The next day, I began writing a contemporary adaptation of Bleak House in which the destructive central unresolved issue is a movie option. The parallels between the Chancery and Hollywood, two institutions that feed on hope, were easy to find and exploit.
That was six years ago. Now, as I finally publish the book on the 200th anniversary of Dickens’s birth, the Fashionistas option moves steadily along. Just last month, I signed another contract for an extension. But rather than daydream about wonderful what-ifs, I’ve taken the kindly Mr. Jarndyce’s advice to Richard, which echoes my own agent’s recommendation with considerably more melodrama: “Whatever you do on this side of the grave, never give one lingering glance towards the horrible phantom that has haunted us so many years.”
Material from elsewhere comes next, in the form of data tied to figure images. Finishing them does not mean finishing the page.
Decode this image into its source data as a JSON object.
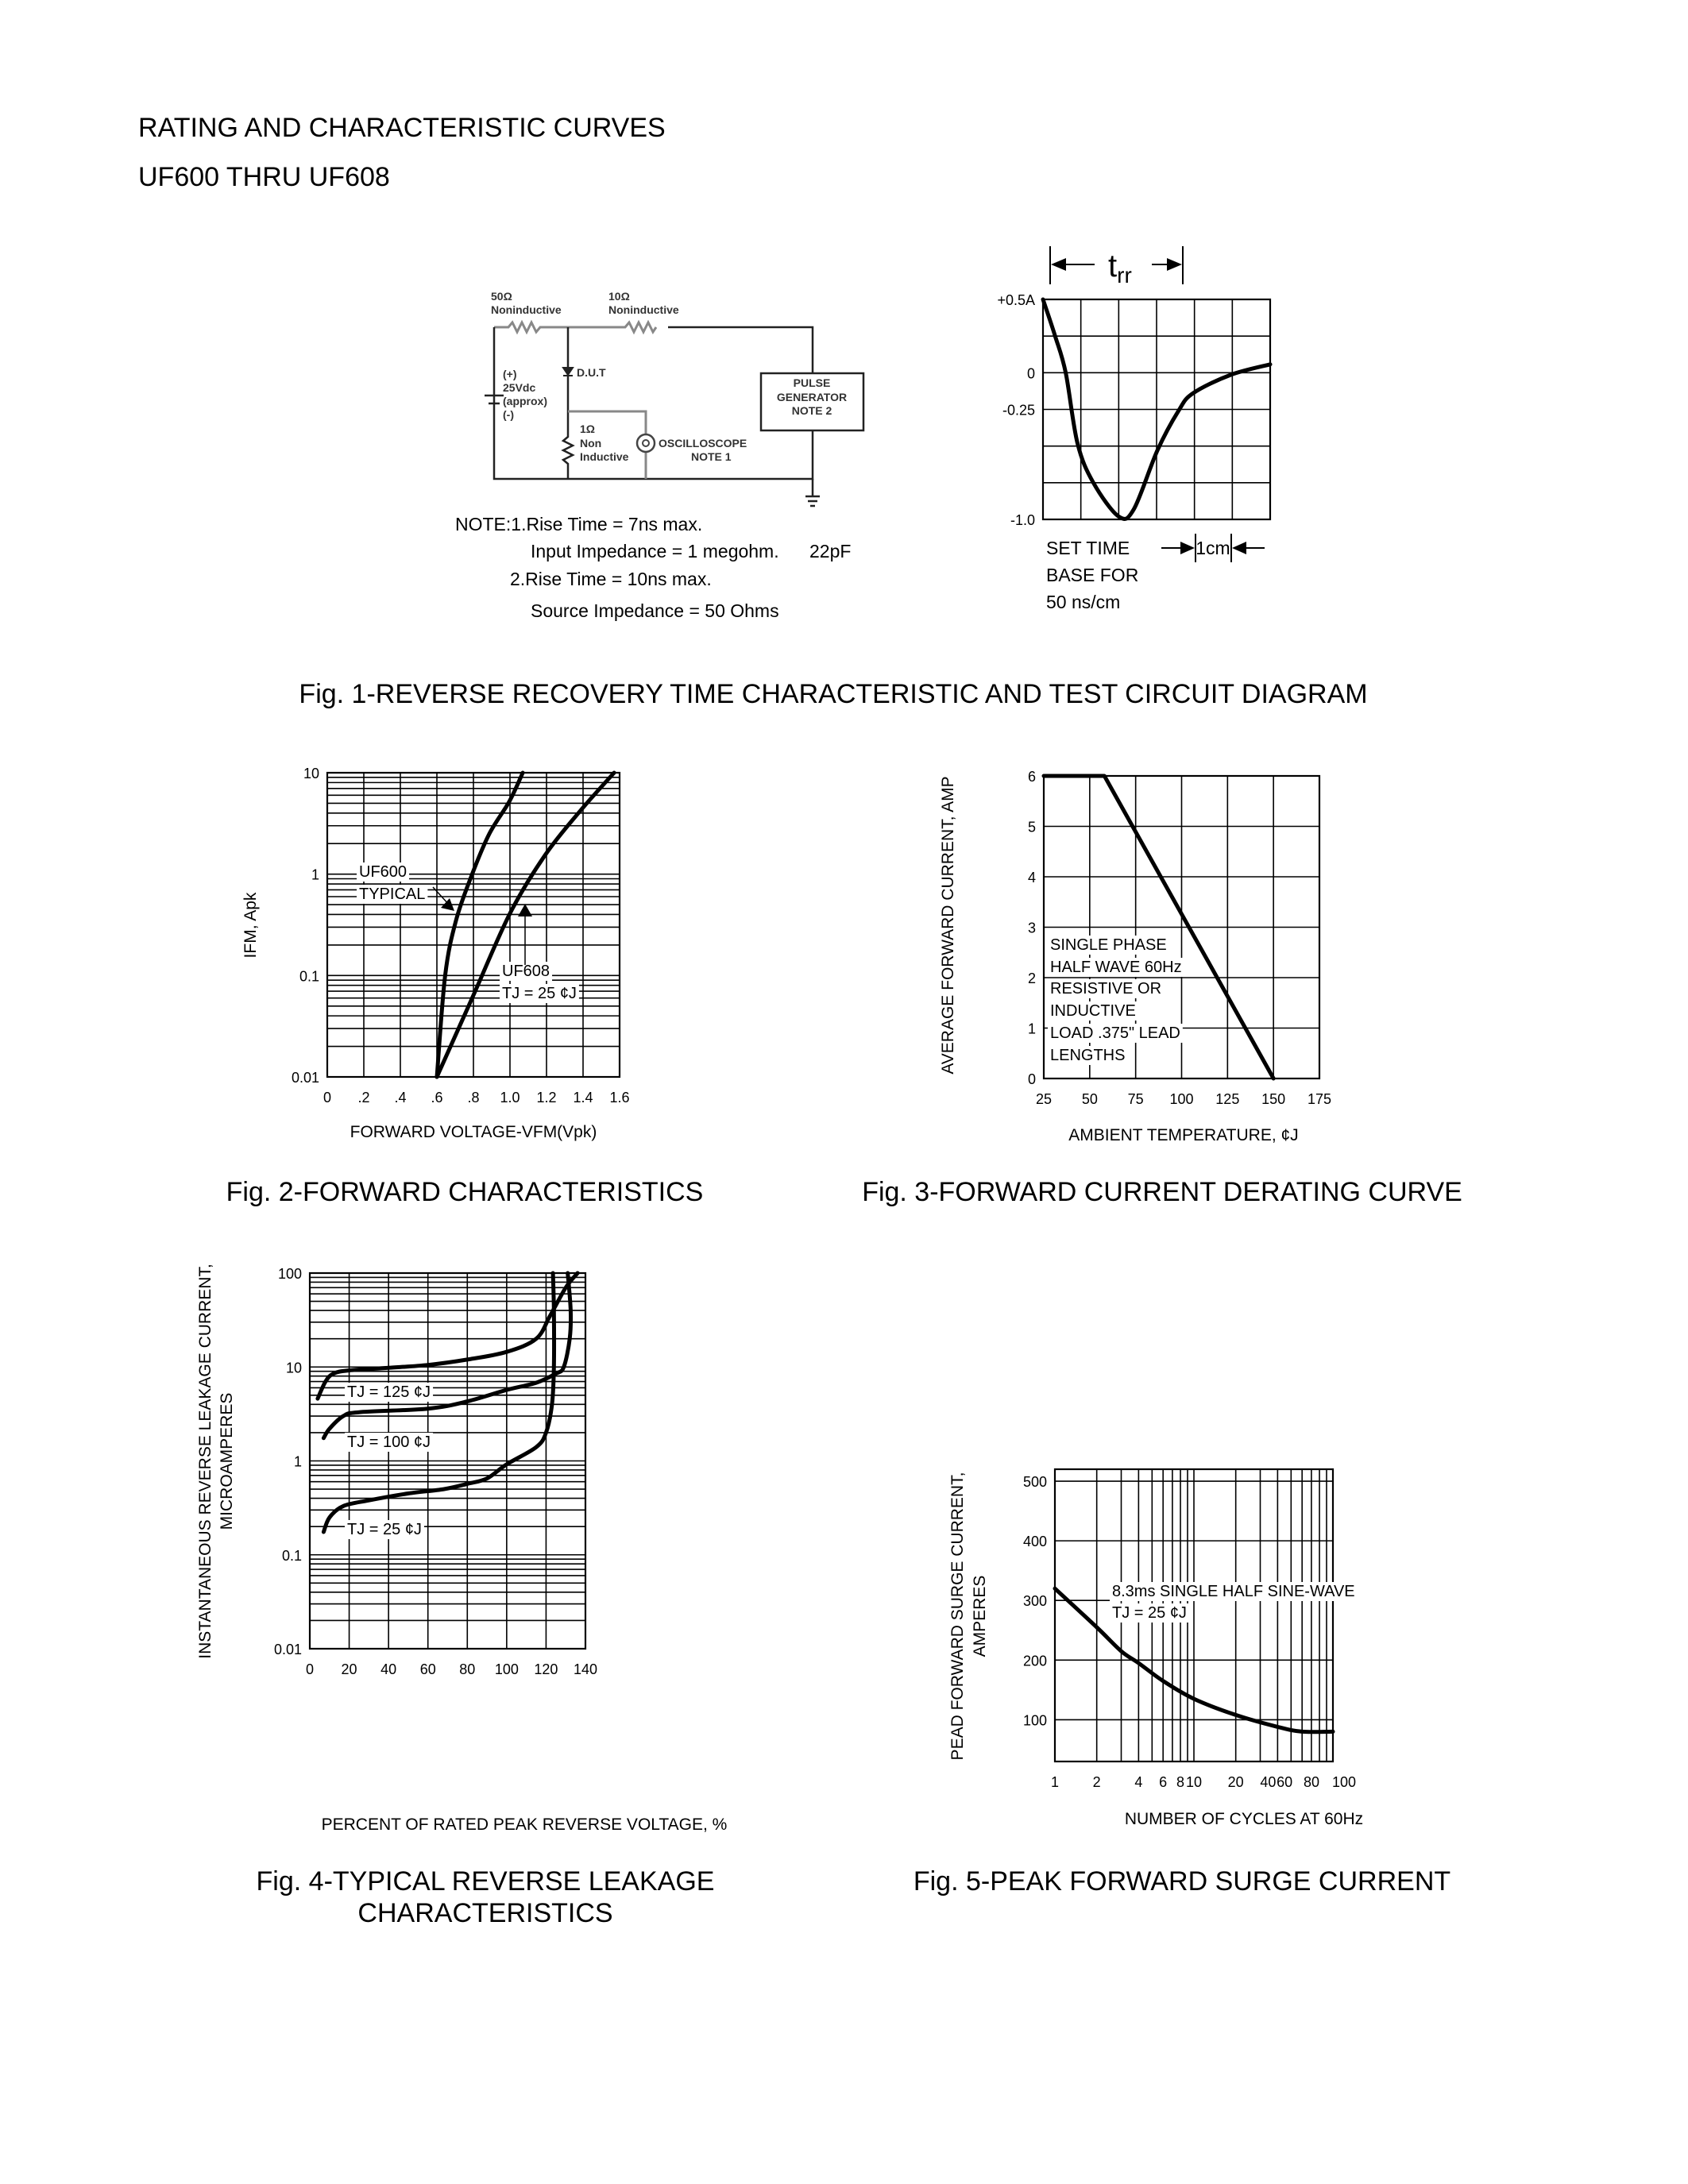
{
  "header": {
    "title": "RATING AND CHARACTERISTIC CURVES",
    "subtitle": "UF600 THRU UF608"
  },
  "circuit": {
    "r1_value": "50Ω",
    "r1_type": "Noninductive",
    "r2_value": "10Ω",
    "r2_type": "Noninductive",
    "dut": "D.U.T",
    "supply": [
      "(+)",
      "25Vdc",
      "(approx)",
      "(-)"
    ],
    "r3": [
      "1Ω",
      "Non",
      "Inductive"
    ],
    "oscilloscope": [
      "OSCILLOSCOPE",
      "NOTE 1"
    ],
    "pulse_generator": [
      "PULSE",
      "GENERATOR",
      "NOTE 2"
    ],
    "notes": [
      "NOTE:1.Rise Time = 7ns max.",
      "Input Impedance = 1 megohm.",
      "22pF",
      "2.Rise Time = 10ns max.",
      "Source Impedance = 50 Ohms"
    ]
  },
  "chart_data": [
    {
      "type": "line",
      "title": [
        "Fig. 1-REVERSE RECOVERY TIME CHARACTERISTIC AND TEST CIRCUIT DIAGRAM"
      ],
      "xscale": "linear",
      "yscale": "linear",
      "xlim": [
        0,
        6
      ],
      "ylim": [
        -1.0,
        0.5
      ],
      "x_grid_step": 1,
      "y_grid_step": 0.25,
      "grid": true,
      "x_ticks": [],
      "x_tick_labels": [],
      "y_ticks": [
        0.5,
        0,
        -0.25,
        -1.0
      ],
      "y_tick_labels": [
        "+0.5A",
        "0",
        "-0.25",
        "-1.0"
      ],
      "xlabel": "",
      "ylabel": [],
      "trr_label": {
        "main": "t",
        "sub": "rr"
      },
      "scale_label": "1cm",
      "annotations": [
        "SET TIME",
        "BASE FOR",
        "50 ns/cm"
      ],
      "series": [
        {
          "x": [
            0,
            0.32,
            0.6,
            0.91,
            1.33,
            2.0,
            2.4,
            3.02,
            3.58,
            3.96,
            4.95,
            6.0
          ],
          "y": [
            0.5,
            0.25,
            0,
            -0.48,
            -0.75,
            -0.98,
            -0.93,
            -0.53,
            -0.26,
            -0.14,
            -0.015,
            0.057
          ]
        }
      ]
    },
    {
      "type": "line",
      "title": [
        "Fig. 2-FORWARD CHARACTERISTICS"
      ],
      "xscale": "linear",
      "yscale": "log",
      "xlim": [
        0,
        1.6
      ],
      "ylim": [
        0.01,
        10
      ],
      "x_grid_step": 0.2,
      "grid": true,
      "x_ticks": [
        0,
        0.2,
        0.4,
        0.6,
        0.8,
        1.0,
        1.2,
        1.4,
        1.6
      ],
      "x_tick_labels": [
        "0",
        ".2",
        ".4",
        ".6",
        ".8",
        "1.0",
        "1.2",
        "1.4",
        "1.6"
      ],
      "y_ticks": [
        10,
        1,
        0.1,
        0.01
      ],
      "y_tick_labels": [
        "10",
        "1",
        "0.1",
        "0.01"
      ],
      "xlabel": "FORWARD VOLTAGE-VFM(Vpk)",
      "ylabel": [
        "IFM, Apk"
      ],
      "annotations": [
        "UF600",
        "TYPICAL",
        "UF608",
        "TJ = 25 ¢J"
      ],
      "series": [
        {
          "name": "UF600",
          "x": [
            0.6,
            0.645,
            0.705,
            0.793,
            0.887,
            0.996,
            1.07
          ],
          "y": [
            0.01,
            0.1,
            0.35,
            1.0,
            2.5,
            5.2,
            10
          ]
        },
        {
          "name": "UF608",
          "x": [
            0.6,
            0.8,
            1.0,
            1.193,
            1.389,
            1.57
          ],
          "y": [
            0.01,
            0.064,
            0.41,
            1.55,
            4.3,
            10
          ]
        }
      ]
    },
    {
      "type": "line",
      "title": [
        "Fig. 3-FORWARD CURRENT DERATING CURVE"
      ],
      "xscale": "linear",
      "yscale": "linear",
      "xlim": [
        25,
        175
      ],
      "ylim": [
        0,
        6
      ],
      "x_grid_step": 25,
      "y_grid_step": 1,
      "grid": true,
      "x_ticks": [
        25,
        50,
        75,
        100,
        125,
        150,
        175
      ],
      "x_tick_labels": [
        "25",
        "50",
        "75",
        "100",
        "125",
        "150",
        "175"
      ],
      "y_ticks": [
        6,
        5,
        4,
        3,
        2,
        1,
        0
      ],
      "y_tick_labels": [
        "6",
        "5",
        "4",
        "3",
        "2",
        "1",
        "0"
      ],
      "xlabel": "AMBIENT TEMPERATURE, ¢J",
      "ylabel": [
        "AVERAGE FORWARD CURRENT, AMP"
      ],
      "annotations": [
        "SINGLE PHASE",
        "HALF WAVE 60Hz",
        "RESISTIVE OR",
        "INDUCTIVE",
        "LOAD .375\" LEAD",
        "LENGTHS"
      ],
      "series": [
        {
          "x": [
            25,
            58,
            150
          ],
          "y": [
            6,
            6,
            0
          ]
        }
      ]
    },
    {
      "type": "line",
      "title": [
        "Fig. 4-TYPICAL REVERSE LEAKAGE",
        "CHARACTERISTICS"
      ],
      "xscale": "linear",
      "yscale": "log",
      "xlim": [
        0,
        140
      ],
      "ylim": [
        0.01,
        100
      ],
      "x_grid_step": 20,
      "grid": true,
      "x_ticks": [
        0,
        20,
        40,
        60,
        80,
        100,
        120,
        140
      ],
      "x_tick_labels": [
        "0",
        "20",
        "40",
        "60",
        "80",
        "100",
        "120",
        "140"
      ],
      "y_ticks": [
        100,
        10,
        1,
        0.1,
        0.01
      ],
      "y_tick_labels": [
        "100",
        "10",
        "1",
        "0.1",
        "0.01"
      ],
      "xlabel": "PERCENT OF RATED PEAK REVERSE VOLTAGE, %",
      "ylabel": [
        "INSTANTANEOUS REVERSE LEAKAGE CURRENT,",
        "MICROAMPERES"
      ],
      "annotations": [
        "TJ = 125 ¢J",
        "TJ = 100 ¢J",
        "TJ = 25 ¢J"
      ],
      "series": [
        {
          "name": "TJ = 125 ¢J",
          "x": [
            4,
            8,
            12,
            20,
            40,
            60,
            80,
            100,
            115,
            122,
            130,
            136
          ],
          "y": [
            4.6,
            7,
            8.5,
            9.2,
            9.8,
            10.5,
            12,
            14.5,
            20,
            35,
            70,
            100
          ]
        },
        {
          "name": "TJ = 100 ¢J",
          "x": [
            7,
            10,
            17,
            25,
            60,
            80,
            100,
            115,
            125,
            129,
            132,
            132.5,
            131
          ],
          "y": [
            1.75,
            2.2,
            3,
            3.3,
            3.6,
            4.3,
            5.7,
            6.8,
            8.5,
            10,
            20,
            40,
            100
          ]
        },
        {
          "name": "TJ = 25 ¢J",
          "x": [
            7,
            10,
            17,
            30,
            50,
            68,
            80,
            90,
            100,
            115,
            120,
            123,
            124,
            124,
            123.5
          ],
          "y": [
            0.175,
            0.25,
            0.33,
            0.38,
            0.45,
            0.5,
            0.57,
            0.65,
            0.92,
            1.4,
            2,
            4,
            10,
            40,
            100
          ]
        }
      ]
    },
    {
      "type": "line",
      "title": [
        "Fig. 5-PEAK FORWARD SURGE CURRENT"
      ],
      "xscale": "log",
      "yscale": "linear",
      "xlim": [
        1,
        100
      ],
      "ylim": [
        30,
        520
      ],
      "grid": true,
      "x_ticks": [
        1,
        2,
        4,
        6,
        8,
        10,
        20,
        40,
        60,
        80,
        100
      ],
      "x_tick_labels": [
        "1",
        "2",
        "4",
        "6",
        "8",
        "10",
        "20",
        "40",
        "60",
        "80",
        "100"
      ],
      "y_ticks": [
        500,
        400,
        300,
        200,
        100
      ],
      "y_tick_labels": [
        "500",
        "400",
        "300",
        "200",
        "100"
      ],
      "xlabel": "NUMBER OF CYCLES AT 60Hz",
      "ylabel": [
        "PEAD FORWARD SURGE CURRENT,",
        "AMPERES"
      ],
      "annotations": [
        "8.3ms SINGLE HALF SINE-WAVE",
        "TJ = 25 ¢J"
      ],
      "series": [
        {
          "x": [
            1,
            2,
            3,
            4,
            6,
            10,
            20,
            40,
            60,
            100
          ],
          "y": [
            320,
            255,
            215,
            195,
            165,
            135,
            108,
            88,
            80,
            80
          ]
        }
      ]
    }
  ]
}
To her credit and my profound relief, the producer continues to nurture this horrible phantom, and I’ve heard enough Oscar acceptance speeches to know that the only way a movie gets made is with passion, persistence, and ineffable energy. Thankfully, she has all three. Someone has to throw herself whole-heartedly into a project — the average film takes nine years to make, and George Lucas famously worked on Red Tails for 23 — but that person is no longer me. For the sake of my sanity, I’ve stopped living in the glorious future, with its three-bedroom apartments on Perry Street and meals at Per Se. No, I live in the present. And the present is Bleak.
Somehow, that’s bright enough for me.